Important Art by Marius de Zayas
Alfred Stieglitz, L'Accoucheur d'Idées (The Midwife to Ideas) (1908-9)
This depiction of his friend and collaborator is part of a series recording the artists of Alfred Stieglitz's circle. Stylistically more mysterious and suggestive than his commercial caricatures, this drawing suggests de Zayas's Symbolist inspirations as he adapts his style to depict his artistic colleagues. Stieglitz is shown as a solitary figure, emerging from a dark background. Recognizable by his bristly moustache and glasses, de Zayas subtly differentiates between Stieglitz's black outfit and the black field, to create a spectral vision. The elongated figure furthers this immaterial representation of the body. The darkness is punctuated only by a glowing full moon that circles Stieglitz's head like a halo and suggests a quasi-religious role for the gallerist. The drawing evokes an otherworldly spirit.
This caricature was most likely part of de Zayas's first exhibition at 291 gallery, iin January 1909. It marks his arrival as part of the Stieglitz group, as the exhibition signaled his ascension from a commercial illustrator to a fine artist. The work was reproduced in Stieglitz's Camera Work in 1912, where it was subtitled as "The Midwife to Ideas." - making clear Stieglitz's role as a facilitator for modern art in New York.
All In It (1912)
The politically progressive de Zayas family was forced into exile when Marius was a young man. In New York, de Zayas drew political cartoons for a variety of newspapers and magazines, often criticizing America's actions towards Mexico and other less powerful countries. He was particularly distrustful of Theodore Roosevelt and William H. Taft, believing they only represented the interests of American industrialists such as John D. Rockefeller and his Standard Oil Co. In this cartoon from the Evening World Daily Magazine, both men, along with the Republican elephant, are immersed in dark waters - or crude oil - labeled "corporation campaign corruption."

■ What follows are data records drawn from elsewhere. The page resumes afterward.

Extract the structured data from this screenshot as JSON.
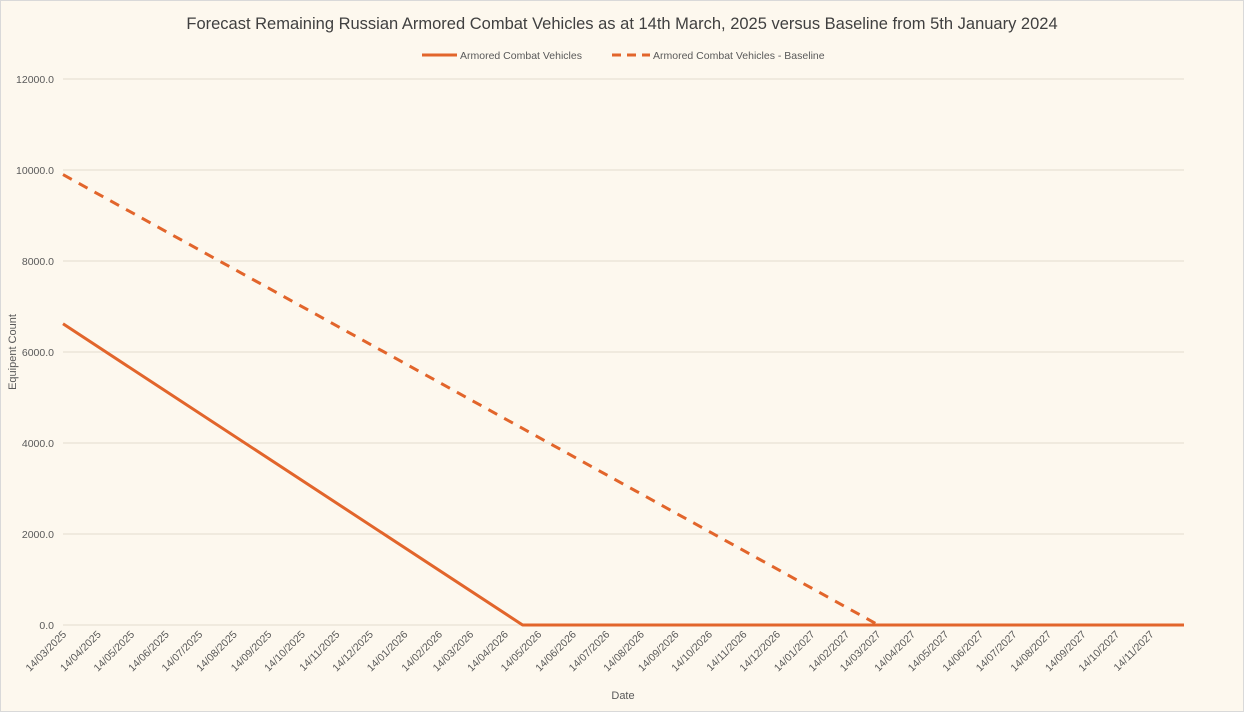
{
  "chart_data": {
    "type": "line",
    "title": "Forecast Remaining Russian Armored Combat Vehicles as at 14th March, 2025 versus Baseline from 5th January 2024",
    "xlabel": "Date",
    "ylabel": "Equipent Count",
    "ylim": [
      0,
      12000
    ],
    "yticks": [
      "0.0",
      "2000.0",
      "4000.0",
      "6000.0",
      "8000.0",
      "10000.0",
      "12000.0"
    ],
    "xlim": [
      "2025-03-14",
      "2027-12-14"
    ],
    "categories": [
      "14/03/2025",
      "14/04/2025",
      "14/05/2025",
      "14/06/2025",
      "14/07/2025",
      "14/08/2025",
      "14/09/2025",
      "14/10/2025",
      "14/11/2025",
      "14/12/2025",
      "14/01/2026",
      "14/02/2026",
      "14/03/2026",
      "14/04/2026",
      "14/05/2026",
      "14/06/2026",
      "14/07/2026",
      "14/08/2026",
      "14/09/2026",
      "14/10/2026",
      "14/11/2026",
      "14/12/2026",
      "14/01/2027",
      "14/02/2027",
      "14/03/2027",
      "14/04/2027",
      "14/05/2027",
      "14/06/2027",
      "14/07/2027",
      "14/08/2027",
      "14/09/2027",
      "14/10/2027",
      "14/11/2027"
    ],
    "grid": true,
    "legend_position": "top",
    "series": [
      {
        "name": "Armored Combat Vehicles",
        "style": "solid",
        "color": "#e2652b",
        "points": [
          [
            "2025-03-14",
            6620
          ],
          [
            "2026-04-30",
            0
          ],
          [
            "2027-12-14",
            0
          ]
        ]
      },
      {
        "name": "Armored Combat Vehicles - Baseline",
        "style": "dashed",
        "color": "#e2652b",
        "points": [
          [
            "2025-03-14",
            9900
          ],
          [
            "2027-03-15",
            0
          ]
        ]
      }
    ]
  }
}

Portrait of Alfred Stieglitz (1912-13)
In his April-May 1913 exhibition at Alfred Stieglitz's "291" gallery, de Zayas showed a series of caricatures; some were in his conventional style that played with a recognizable and popular subject, but others, such as this portrait of Stieglitz, represented a new level of abstraction.
This depiction of Stieglitz aims to express his complicated personality, along with his intelligence and spirit, through the use of complex mathematical equations. There are some physical traces of Stieglitz, most notably his bristly mustache (represented by a series of parallel lines in a triangular form on the lower left) and his glasses, which are repeated in a vertical series of circles to suggest the intensity of his focus and artistic vision. These circular elements, however, were also abstractions based on an object - a "soul catcher" - that de Zayas had seen in an ethnographic museum. Bringing together the abstract and the representational, de Zayas creates a portrait that suggests both the physicality and the spirituality of his subject.
De Zayas's abstract caricatures directly inspired the machine portraits of Francis Picabia, which became an important part of Dada in America. Replacing the portrait subject with an assemblage of objects and formal components of line and color became a new genre of painting among the New York avant-garde. Other modernists would adopt this technique to portray friends and lovers without resorting to traditional representation. Indeed, these object portraits created coded meanings that were comprehensible only to a small circle of associates, tracing a network of experimental artists in the 1910s and 1920s.